8. April 2017, 21:58
Günther Verheugen über Lobbyismus und Globalisierung
Die überbordenden bürokratischen Regelungen innerhalb der EU sollen künftig wesentlich eingeschränkt werden. Das sei eines der großen Ziele der kommenden EU-Politik, kündigt der deutsche Vizepräsident der Europäischen Kommission, Günther Verheugen, im Sommergespräch mit Roland Adrowitzer an.
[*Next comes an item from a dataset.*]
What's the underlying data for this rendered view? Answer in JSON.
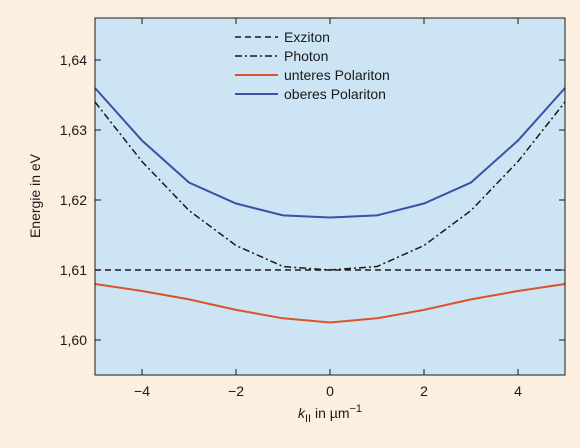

Kein bürokratisches Monster
Geht es nach den Worten ihres Vizepräsidenten, so dürfe die EU kein bürokratisches Monster werden. Verheugen kündigte an, dass er noch in diesem Jahr die durch die EU-Bürokratie entstandenen Kosten für die europäische Wirtschaft um 25 Prozent senken will. Das sei - so der Deutsche - immerhin eine Kostenentlastung von rund 75 Milliarden Euro im Jahr.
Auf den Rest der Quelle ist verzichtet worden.